Chris Rock remakes Éric Rohmer with I Think I Love My Wife
Every day, Watch This offers staff recommendations inspired by a new movie coming out that week. This week: Brian De Palma’s Passion, based on the French thriller Love Crime, has us recalling other American remakes of foreign-language movies.
I Think I Love My Wife (2007)
To some, it must have seemed counterintuitive of Chris Rock to attempt a remake of Love In The Afternoon (also known as Chloe In The Afternoon), Éric Rohmer’s 1972 classic about the problems of a dissatisfied bourgeois Frenchman contemplating marital infidelity. In fact, the pairing makes perfect sense: Unlike so many other cut-and-paste translators of foreign material, Rock—who directs and stars, working from a script he wrote with Louis C.K.—takes on Rohmer’s original text like he’s covering a canonical rock or soul number, giving it the spin of his own artistic personality.
An odd duck within the French New Wave, Rohmer was a conservative Catholic whose Six Moral Tales (Love is the sixth) chiefly concerned upper-class values under attack. Rock, for his part, makes the genius move of reinterpreting Rohmer through the lens of African-American class anxiety. Both he and his screenwriting partner are working well within their wheelhouse. Just as C.K.’s primary comedic topic has become working-class whiteness thrust into upper-echelon situations, Rock’s great topic, from 1997’s Bring The Pain onward, has been the collision between wealth and “realness” in African-American culture—the degree to which middle- and upper-class black people become coded as “not black enough.”
That conflict is integral to I Think I Love My Wife, which casts Rock as a New York investment banker and father who, despite his happy marriage to teacher Gina Torres, finds his eyes beginning to wander. The temptress figure here is Kerry Washington, whose character (aptly named “Nikki Tru”) is considerably more complicated than Rohmer’s Chloé. She’s not just an attractive woman from the past; her unhinged behavior carries with it a hint of “ratchetness,” the sense that she is “truer” to some essential blackness that Rock’s businessman has forfeited in order to achieve success in a predominantly white world.

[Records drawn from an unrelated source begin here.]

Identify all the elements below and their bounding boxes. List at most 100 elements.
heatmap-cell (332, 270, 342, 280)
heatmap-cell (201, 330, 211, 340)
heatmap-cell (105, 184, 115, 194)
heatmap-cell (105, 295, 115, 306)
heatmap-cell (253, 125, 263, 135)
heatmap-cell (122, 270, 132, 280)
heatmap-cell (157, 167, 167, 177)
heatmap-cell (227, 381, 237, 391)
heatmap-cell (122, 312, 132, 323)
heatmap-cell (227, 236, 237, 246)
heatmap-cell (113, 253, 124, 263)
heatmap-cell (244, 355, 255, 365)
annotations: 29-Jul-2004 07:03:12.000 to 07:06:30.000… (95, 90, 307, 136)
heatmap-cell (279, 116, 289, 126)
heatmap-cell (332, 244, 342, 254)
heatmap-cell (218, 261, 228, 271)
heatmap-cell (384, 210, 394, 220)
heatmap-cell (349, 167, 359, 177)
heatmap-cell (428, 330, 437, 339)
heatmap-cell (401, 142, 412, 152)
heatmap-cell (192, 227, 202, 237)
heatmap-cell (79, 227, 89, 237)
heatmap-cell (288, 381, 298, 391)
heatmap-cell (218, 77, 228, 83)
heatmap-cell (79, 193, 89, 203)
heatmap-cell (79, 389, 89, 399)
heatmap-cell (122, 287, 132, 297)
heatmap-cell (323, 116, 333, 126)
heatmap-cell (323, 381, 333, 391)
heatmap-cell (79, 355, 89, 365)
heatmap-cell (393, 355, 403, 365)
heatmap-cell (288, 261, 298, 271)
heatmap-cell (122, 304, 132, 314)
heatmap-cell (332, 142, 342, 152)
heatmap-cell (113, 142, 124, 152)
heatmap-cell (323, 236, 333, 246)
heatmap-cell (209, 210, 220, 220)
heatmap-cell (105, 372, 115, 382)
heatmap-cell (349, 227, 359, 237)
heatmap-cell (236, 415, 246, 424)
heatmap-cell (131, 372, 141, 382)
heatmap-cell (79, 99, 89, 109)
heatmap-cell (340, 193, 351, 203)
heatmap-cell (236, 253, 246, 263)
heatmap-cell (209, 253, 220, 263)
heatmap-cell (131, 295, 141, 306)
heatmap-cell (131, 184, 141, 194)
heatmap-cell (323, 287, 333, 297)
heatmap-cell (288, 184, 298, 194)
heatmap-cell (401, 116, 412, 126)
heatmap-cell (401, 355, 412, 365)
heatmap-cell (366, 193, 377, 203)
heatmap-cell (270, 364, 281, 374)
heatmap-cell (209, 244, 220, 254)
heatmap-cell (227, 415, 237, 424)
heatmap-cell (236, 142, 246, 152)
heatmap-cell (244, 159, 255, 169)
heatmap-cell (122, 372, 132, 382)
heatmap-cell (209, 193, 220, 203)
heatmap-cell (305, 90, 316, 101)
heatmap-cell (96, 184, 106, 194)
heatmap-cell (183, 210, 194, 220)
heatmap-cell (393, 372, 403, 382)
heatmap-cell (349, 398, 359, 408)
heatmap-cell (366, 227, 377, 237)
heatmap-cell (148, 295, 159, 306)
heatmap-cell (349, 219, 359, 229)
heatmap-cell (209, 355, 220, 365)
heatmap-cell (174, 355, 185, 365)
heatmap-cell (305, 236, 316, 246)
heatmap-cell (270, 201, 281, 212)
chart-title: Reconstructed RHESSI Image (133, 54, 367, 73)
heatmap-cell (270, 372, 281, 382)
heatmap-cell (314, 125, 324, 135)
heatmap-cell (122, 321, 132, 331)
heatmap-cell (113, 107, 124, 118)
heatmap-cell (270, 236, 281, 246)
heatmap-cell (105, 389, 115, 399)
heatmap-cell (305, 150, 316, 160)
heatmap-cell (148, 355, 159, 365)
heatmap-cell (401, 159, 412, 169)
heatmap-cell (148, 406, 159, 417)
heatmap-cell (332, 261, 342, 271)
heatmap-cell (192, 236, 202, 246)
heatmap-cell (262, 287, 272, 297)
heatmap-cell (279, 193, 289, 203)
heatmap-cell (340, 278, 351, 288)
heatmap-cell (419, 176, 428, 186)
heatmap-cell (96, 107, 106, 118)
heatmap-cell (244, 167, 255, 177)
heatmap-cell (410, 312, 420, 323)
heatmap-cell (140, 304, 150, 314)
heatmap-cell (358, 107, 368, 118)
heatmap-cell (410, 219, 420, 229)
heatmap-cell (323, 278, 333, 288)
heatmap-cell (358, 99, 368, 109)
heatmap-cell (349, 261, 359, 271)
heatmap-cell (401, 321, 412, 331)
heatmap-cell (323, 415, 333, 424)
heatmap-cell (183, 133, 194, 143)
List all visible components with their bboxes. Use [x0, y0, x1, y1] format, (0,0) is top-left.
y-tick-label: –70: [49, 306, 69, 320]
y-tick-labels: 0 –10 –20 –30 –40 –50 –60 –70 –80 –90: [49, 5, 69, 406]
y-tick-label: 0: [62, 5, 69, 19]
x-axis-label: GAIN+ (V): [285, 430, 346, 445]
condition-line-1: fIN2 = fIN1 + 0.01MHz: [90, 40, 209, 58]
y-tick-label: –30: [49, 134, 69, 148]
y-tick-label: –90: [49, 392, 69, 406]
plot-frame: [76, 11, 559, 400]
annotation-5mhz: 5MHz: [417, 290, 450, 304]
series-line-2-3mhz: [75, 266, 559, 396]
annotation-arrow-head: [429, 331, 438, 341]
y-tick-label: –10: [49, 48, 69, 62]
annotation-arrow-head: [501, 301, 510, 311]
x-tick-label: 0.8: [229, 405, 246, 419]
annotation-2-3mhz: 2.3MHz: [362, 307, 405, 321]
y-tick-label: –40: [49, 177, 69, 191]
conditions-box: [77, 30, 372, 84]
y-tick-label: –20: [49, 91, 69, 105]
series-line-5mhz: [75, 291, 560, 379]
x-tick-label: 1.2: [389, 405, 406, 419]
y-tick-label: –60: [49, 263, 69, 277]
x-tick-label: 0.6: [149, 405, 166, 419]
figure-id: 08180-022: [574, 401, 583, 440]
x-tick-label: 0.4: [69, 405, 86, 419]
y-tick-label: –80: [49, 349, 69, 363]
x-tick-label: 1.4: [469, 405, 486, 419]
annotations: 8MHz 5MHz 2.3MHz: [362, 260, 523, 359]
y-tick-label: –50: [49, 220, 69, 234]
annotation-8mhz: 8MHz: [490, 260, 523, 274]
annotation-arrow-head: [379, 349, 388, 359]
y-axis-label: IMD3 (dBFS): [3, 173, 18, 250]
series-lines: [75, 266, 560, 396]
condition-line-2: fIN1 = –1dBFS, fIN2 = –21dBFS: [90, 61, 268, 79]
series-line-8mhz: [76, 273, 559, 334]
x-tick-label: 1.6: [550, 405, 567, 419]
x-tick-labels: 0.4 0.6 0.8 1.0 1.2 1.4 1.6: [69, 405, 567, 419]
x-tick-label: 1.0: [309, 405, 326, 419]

Most of the time, Rock and C.K. wisely keep this element at a subtextual level, preserving the original’s problems of middle-aged maleness—so acutely diagnosed by Rohmer—while productively complicating them with the question of racial (and racist) expectations on African-American marriages in the 21st century. If I Think I Love My Wife has any notable flaw, it’s that it exhibits too much ambition. By taking on more than the original film, Rock creates more of a muddle than a masterpiece. But given the stakes involved, how could it be anything but?
Availability: I Think I Love My Wife is available on DVD, which can be obtained through Netflix’s disc delivery service, and for rental or purchase through the major digital providers.